Friday, December 21, 2007

Should the Premed Requirements in Physics be Changed?

Nearly 30 years ago, Abraham Liboff and Michael Chopp—both faculty members at Oakland University—published an article in the American Journal of Physics titled “Should the Premed Requirements in Physics be Changed?” (Volume 47, Pages 331–336, 1979). Their conclusions are still relevant today, and eloquently confirm the purpose of Intermediate Physics for Medicine and Biology. Abe and Mike concluded
The reasons usually given for including the physics component in the premedical curriculum include its importance in a liberal arts education, and the use of physics grades as a screening yardstick for admissions committees. However, educators have ignored the wide range of applications of physics to medicine in diverse areas such as physiology, problem solving, quantitation, diagnostic techniques, etc.

Most premeds take physics too late in their undergraduate program to accommodate physics electives. In medical school there is no tradition of specialized physics, as occurs in chemistry and biology. The net result is that medical students are disadvantaged in physics, unable to cope with advances in technology requiring a stronger base than the usual ten hours of undergraduate physics.

The new MCAT examination perhaps signals a change in thinking by the medical community, in that the test goes for towards recognizing the essential role that physics plays in modern medicine. Not only is knowledge of each of the sciences required, but, equally important, problem-solving and quantitative skills are tested, reflecting the sort of techniques emphasized in physics.

To directly address the question of the poor undergraduate physics preparation of future physicians and other health care professionals, we suggest that at least one, and probably, two, semesters of additional physics be added to all premedical programs. This added work should be specialized material in the physics of medicine and should require both a year of calculus and a year of introductory physics as prerequisites.

Friday, December 14, 2007

Technetium Shortage

The shutdown of a nuclear reactor at Chalk River, Ontario has caused a shortage of an isotope of technetium (Tc-99m) used for medical imaging (see the New York Times article for details). What is technetium, and how is it produced? The following is a quote from the 4th edition of Intermediate Physics for Medicine and Biology (page 497).
The most widely used isotope [for medical imaging] is Tc-99m. As its name suggests, it does not occur naturally on earth, since it has no stable isotopes. We consider it in some detail to show how an isotope is actually used... The isotope is produced in the hospital from the decay of its parent, Mo-99 [molybdenum], which is a fission product of U-235 and can be separated from about 75 other fission products. The Mo-99 decays to Tc-99m.

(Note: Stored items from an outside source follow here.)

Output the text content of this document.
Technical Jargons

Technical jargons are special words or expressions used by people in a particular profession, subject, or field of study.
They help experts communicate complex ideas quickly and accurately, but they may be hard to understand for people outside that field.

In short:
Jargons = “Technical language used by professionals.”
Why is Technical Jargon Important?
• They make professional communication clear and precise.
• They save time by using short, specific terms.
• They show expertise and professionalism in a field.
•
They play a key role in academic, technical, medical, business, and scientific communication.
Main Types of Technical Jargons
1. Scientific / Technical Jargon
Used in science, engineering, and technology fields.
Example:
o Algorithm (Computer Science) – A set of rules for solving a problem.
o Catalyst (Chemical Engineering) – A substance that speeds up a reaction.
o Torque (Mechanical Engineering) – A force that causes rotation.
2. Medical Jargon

Technetium is made available to hospitals through a “generator” that was developed at Brookhaven National Laboratories in 1957 and is easily shipped. Isotope Mo-99, which has a half-life of 67 h, is adsorbed on an alumina substrate... As the Mo-99 decays, it becomes pertechnetate (TcO4-). Sterile isotonic eluting solution is introduced under pressure above the alumina and passes through after filtration into an evacuated eluate container. After removal of the technetium, the continued decay of Mo-99 causes the Tc-99m concentration to build up again. A generator lasts about a week.

Friday, December 7, 2007

Is Computed Tomography Safe?

Drs. David Brenner and Eric Hall recently warned that the increased popularity of CT scans, particularly in children, can lead to an increased incidence of cancer (“Computed Tomography – An Increasing Source of Radiation Exposure,” New England Journal of Medicine, Volume 357, Pages 2277–2284, 2007). Widespread awareness of this research may lead to the avoidance of unnecessary CT examinations. (This conclusion remains controversial, see statements by the American Association of Physicists in Medicine and the Radiological Society of North America.) Brenner and Hall's earlier work on this issue is discussed in the 4th edition of Intermediate Physics for Medicine and Biology (page 472).